#cyberbullying | #cyberbully | Prince Harry and Diana Awards honor Bay Area teens, others

Two Bay Area teens were among more than 180 young people from around the world who received a big surprise Wednesday when Prince Harry joined in the virtual ceremony honoring them with 2020 Diana Awards, named on behalf of his late mother.

Sarah Goody, 15, a climate change activist from Corte Madera, and Eshani Arumalla, 14, from San Jose, were among recipients, ages 9 to 25, from 35 countries who were feted for their outstanding achievements in activism and humanitarian causes.

“You are all doing such incredible work, and at a time of great uncertainty, you have found the power and inspiration inside of you to make a positive mark on the world,” the Duke of Sussex said, in a message likely recorded from his home in Los Angeles, where he is sheltering in place during the COVID-19 pandemic with his wife, Meghan Markle, and son, Archie.

“And I love that the Diana Award is able to help you do it,” Harry continued, explaining that his mother, Princess Diana, believed in the potential of young people to lead change. Harry also was speaking on behalf of his brother Prince William on what would have been Diana’s 59th birthday.

“Right now, we’re seeing situations around the world where division, isolation and anger are dominating as pain and trauma come to the surface,” Harry said. “But I see the greatest hope in people like you, and I’m confident about the world’s future and its ability to heal because it is in your hands.”

Harry also echoed his American-born wife’s recent praise of the Black Lives Matter movement, by addressing the “institutional racism” that is still “endemic” in societies around the world.

“Unconscious bias must be acknowledged without blame  to create a better world for all of you,” the British royal said.

Other celebrities who congratulated the Diana Award recipients during the hour-long ceremony included One Direction singer Liam Payne and actress Emma Thompson. The Oscar winner, along with Tessy Ojo, the CEO of the Diana Awards, noted that the recipients are taking on some of “the world’s biggest issues.”
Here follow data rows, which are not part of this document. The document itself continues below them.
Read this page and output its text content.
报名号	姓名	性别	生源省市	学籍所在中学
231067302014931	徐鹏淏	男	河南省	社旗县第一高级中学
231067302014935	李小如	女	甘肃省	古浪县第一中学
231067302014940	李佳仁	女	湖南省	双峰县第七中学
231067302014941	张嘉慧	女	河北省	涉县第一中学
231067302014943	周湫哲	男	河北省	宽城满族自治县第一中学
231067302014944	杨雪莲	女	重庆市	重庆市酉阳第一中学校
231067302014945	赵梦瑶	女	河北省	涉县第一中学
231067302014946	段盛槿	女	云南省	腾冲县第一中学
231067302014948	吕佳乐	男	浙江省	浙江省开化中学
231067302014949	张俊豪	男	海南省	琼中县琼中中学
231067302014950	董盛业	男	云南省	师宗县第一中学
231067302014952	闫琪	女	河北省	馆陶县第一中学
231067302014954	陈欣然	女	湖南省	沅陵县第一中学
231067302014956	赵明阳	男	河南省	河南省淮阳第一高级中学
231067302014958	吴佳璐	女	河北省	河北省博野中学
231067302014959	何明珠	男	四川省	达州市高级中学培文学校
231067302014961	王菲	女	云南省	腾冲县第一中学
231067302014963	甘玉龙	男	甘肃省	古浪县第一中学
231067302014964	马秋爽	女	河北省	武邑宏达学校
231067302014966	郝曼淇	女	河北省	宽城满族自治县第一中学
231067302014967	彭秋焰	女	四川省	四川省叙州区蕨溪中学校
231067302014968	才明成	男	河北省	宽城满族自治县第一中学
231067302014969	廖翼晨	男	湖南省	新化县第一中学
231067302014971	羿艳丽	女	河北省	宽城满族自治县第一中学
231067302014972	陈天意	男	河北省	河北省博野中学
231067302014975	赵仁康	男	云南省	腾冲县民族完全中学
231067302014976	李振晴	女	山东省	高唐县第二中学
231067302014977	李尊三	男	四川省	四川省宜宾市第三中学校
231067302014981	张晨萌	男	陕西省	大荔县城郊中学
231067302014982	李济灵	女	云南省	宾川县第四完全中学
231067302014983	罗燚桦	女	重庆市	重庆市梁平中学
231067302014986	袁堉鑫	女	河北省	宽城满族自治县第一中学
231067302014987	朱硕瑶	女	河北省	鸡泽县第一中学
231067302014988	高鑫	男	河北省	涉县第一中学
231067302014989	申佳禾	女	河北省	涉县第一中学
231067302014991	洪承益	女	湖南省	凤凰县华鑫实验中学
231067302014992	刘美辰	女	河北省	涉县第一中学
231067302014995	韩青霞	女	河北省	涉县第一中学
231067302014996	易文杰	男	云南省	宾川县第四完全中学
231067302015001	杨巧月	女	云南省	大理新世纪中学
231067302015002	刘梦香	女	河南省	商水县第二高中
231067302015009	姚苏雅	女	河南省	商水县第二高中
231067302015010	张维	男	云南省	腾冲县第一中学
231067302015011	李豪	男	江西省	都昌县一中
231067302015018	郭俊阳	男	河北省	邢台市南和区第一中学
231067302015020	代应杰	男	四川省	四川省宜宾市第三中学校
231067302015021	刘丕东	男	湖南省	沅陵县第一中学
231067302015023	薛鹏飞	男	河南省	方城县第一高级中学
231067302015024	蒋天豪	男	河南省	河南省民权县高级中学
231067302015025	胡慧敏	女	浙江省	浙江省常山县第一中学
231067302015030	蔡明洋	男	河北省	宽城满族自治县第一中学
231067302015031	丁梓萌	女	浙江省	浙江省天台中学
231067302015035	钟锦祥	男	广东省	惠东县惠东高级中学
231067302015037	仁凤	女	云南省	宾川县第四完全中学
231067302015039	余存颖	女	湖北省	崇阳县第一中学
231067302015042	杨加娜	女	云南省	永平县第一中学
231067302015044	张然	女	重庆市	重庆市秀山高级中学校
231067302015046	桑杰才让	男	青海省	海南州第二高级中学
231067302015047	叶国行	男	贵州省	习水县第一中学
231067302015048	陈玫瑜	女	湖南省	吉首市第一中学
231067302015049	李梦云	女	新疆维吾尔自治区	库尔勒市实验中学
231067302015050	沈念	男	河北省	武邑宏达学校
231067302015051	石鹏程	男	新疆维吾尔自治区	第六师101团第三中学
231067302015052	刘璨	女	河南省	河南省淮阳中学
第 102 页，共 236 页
The causes include climate change, access to sanitation, food and education, gender rights, health care, cyber-bullying and racism, which Ojo said “has recently come to the surface, (and which) many of you have either experienced or have been fighting really hard against.”

Sarah woke at 5 a.m. to watch the ceremony from Hawaii where she is spending the summer working at an exotic animal sanctuary.

“It was really exciting hearing from Liam, Emma, and Prince Harry!” she said in an email. “I will always remember this day and knowing that these ‘icons’ support my work is an extra motivation to continue fighting for justice and equality.”

Sarah, who just finished her freshman year at Redwood High School, has become known in the Bay Area and featured in Teen Vogue, Forbes and publications for her Friday demonstrations at San Francisco’s City Hall and the Ferry Building.

Sarah founded Climate Now, a youth-run group dedicated to bringing awareness to the power of youth in the climate movement. Last summer, she met with both Washington Governor Jay Inslee and Former U.S. Representative Beto O’Rouorke at the California Democratic Convention, which inspired her to think even more seriously about making activism a future profession. She further explained that the Diana Award offers yet more confirmation that she’s on the right path.

“I think it’s a great opportunity to reflect on my work and how far the youth-climate climate movement has come,” Sarah said, adding that she’s been inspired by other youth activists, notably Greta Thunberg and Alex Villasenor.

Given that Prince Harry also promotes mental health causes, he would probably appreciate how Sarah turned to environmental activism for personal healing and a sense of purpose.

For Teen Vogue, Sarah wrote about how she was diagnosed with depression in fifth grade and struggled a sense of loneliness, sadness and hopelessness. At one point, she said she even felt suicidal. While she already had been interested in social justice and LGBTQ rights, the spark for her activism came when her sixth-grade teacher introduced her to the idea of climate change.

“I learned that swimming in the ocean or going on hikes at my favorite trail on Mount Tamalpais could soon be things of the past,” she wrote. “And, the climate crisis could prevent my future children from experiencing the true beauty of nature as well.”

“For the first time, I felt as though I could do something radical with my life; I could inspire social change,” Sarah also wrote. “Rather than hopelessness, I felt a sense of purpose. So, I dove into activism.”

An important lesson Sarah likes to promote is that climate justice is linked to other causes that are promoted by her fellow Diana Award recipients. One cause is racial justice. Sarah explained that global warming most profoundly hurts lower-income people and people of color.  “Climate justice is racial justice,” she said.